In my own words
A Note on AI
People ask about AI and this book from two angles, so I answer both plainly. One is about how the book was written. The other is about how I used software in my own situation while I lived it. They are not the same, and I keep them apart.
The writing is mine
Calling Out the Shadows was written by me, through human drafting and revision, over roughly eight months. Near the end, for a stretch of editing, I worked with one additional reader and with grammar, formatting, and editing programs. Those were used for grammatical editing, proofreading, and consistency, not to generate scenes, characters, or chapters. The narrative, the interpretations, and the wording are mine. The audiobook is my voice reading my own words. The publisher keeps the full, formal record, and I point you to it rather than restate it here.
Where AI helped me as a father
The other part is personal, and it belongs to the story. Inside a high-conflict situation, I was holding a years-long pattern in mind while protecting my daughter and keeping my footing. I used software tools the way a person uses a filing system and a second set of eyes: to organize records, to line up dates and events, and to see a pattern I was too close to name on my own. The tools did not decide for me or speak for me. They helped me keep a clear record, so that when it mattered, I could be accurate instead of reactive.

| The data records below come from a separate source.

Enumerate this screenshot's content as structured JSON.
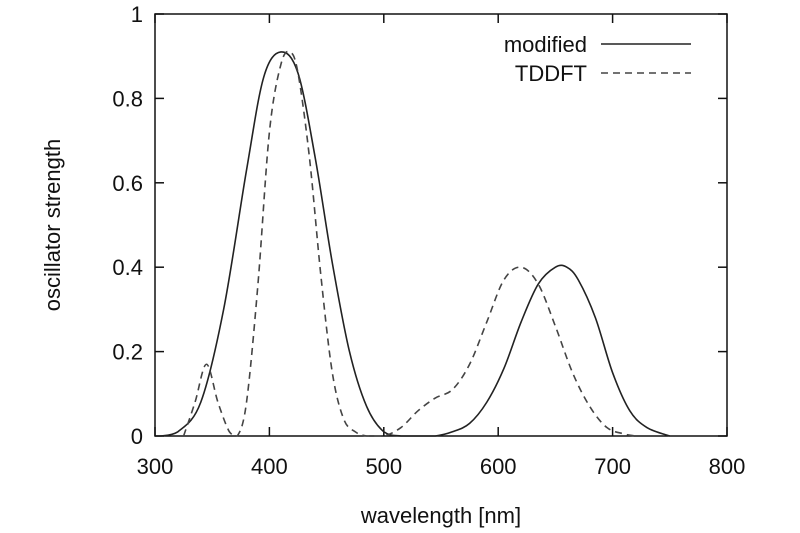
{
  "chart_data": {
    "type": "line",
    "title": "",
    "xlabel": "wavelength [nm]",
    "ylabel": "oscillator strength",
    "xlim": [
      300,
      800
    ],
    "ylim": [
      0,
      1
    ],
    "xticks": [
      300,
      400,
      500,
      600,
      700,
      800
    ],
    "yticks": [
      0,
      0.2,
      0.4,
      0.6,
      0.8,
      1
    ],
    "xtick_labels": [
      "300",
      "400",
      "500",
      "600",
      "700",
      "800"
    ],
    "ytick_labels": [
      "0",
      "0.2",
      "0.4",
      "0.6",
      "0.8",
      "1"
    ],
    "grid": false,
    "legend_position": "top-right",
    "series": [
      {
        "name": "modified",
        "style": "solid",
        "color": "#222222",
        "x": [
          305,
          320,
          340,
          360,
          380,
          395,
          410,
          425,
          440,
          455,
          470,
          485,
          500,
          515,
          530,
          545,
          560,
          575,
          590,
          605,
          620,
          635,
          650,
          660,
          670,
          685,
          700,
          715,
          730,
          750
        ],
        "y": [
          0.0,
          0.01,
          0.08,
          0.3,
          0.63,
          0.85,
          0.91,
          0.86,
          0.66,
          0.41,
          0.2,
          0.07,
          0.01,
          0.0,
          0.0,
          0.0,
          0.01,
          0.03,
          0.08,
          0.16,
          0.27,
          0.36,
          0.4,
          0.4,
          0.37,
          0.28,
          0.15,
          0.06,
          0.02,
          0.0
        ]
      },
      {
        "name": "TDDFT",
        "style": "dashed",
        "color": "#444444",
        "x": [
          325,
          335,
          345,
          355,
          365,
          372,
          380,
          390,
          400,
          410,
          418,
          425,
          435,
          445,
          455,
          465,
          475,
          485,
          500,
          515,
          530,
          545,
          560,
          575,
          590,
          605,
          620,
          635,
          650,
          665,
          680,
          695,
          710,
          720
        ],
        "y": [
          0.0,
          0.08,
          0.17,
          0.08,
          0.01,
          0.0,
          0.08,
          0.36,
          0.72,
          0.88,
          0.91,
          0.86,
          0.66,
          0.38,
          0.15,
          0.04,
          0.01,
          0.0,
          0.0,
          0.02,
          0.06,
          0.09,
          0.11,
          0.17,
          0.27,
          0.37,
          0.4,
          0.36,
          0.26,
          0.15,
          0.07,
          0.02,
          0.005,
          0.0
        ]
      }
    ]
  }
}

I share this because a reviewer pointed to it as one of the useful parts of the book, and because other parents have asked how I kept the chaos legible. If that is you, the book lays out the structure in full.
Clarity over comfort. That principle is the reason this note exists.
Common questions
Did AI write Calling Out the Shadows?
No. The book was written by Neal Winsomer through human drafting and revision. Editing programs were used only for grammar, proofreading, and consistency, not to generate scenes, characters, or chapters.
Was the audiobook AI generated?
No. The audiobook is the author reading his own words.
How did the author use AI, then?
As a personal tool in his own high-conflict situation, to organize records, line up dates and events, and see a pattern, not to write the book.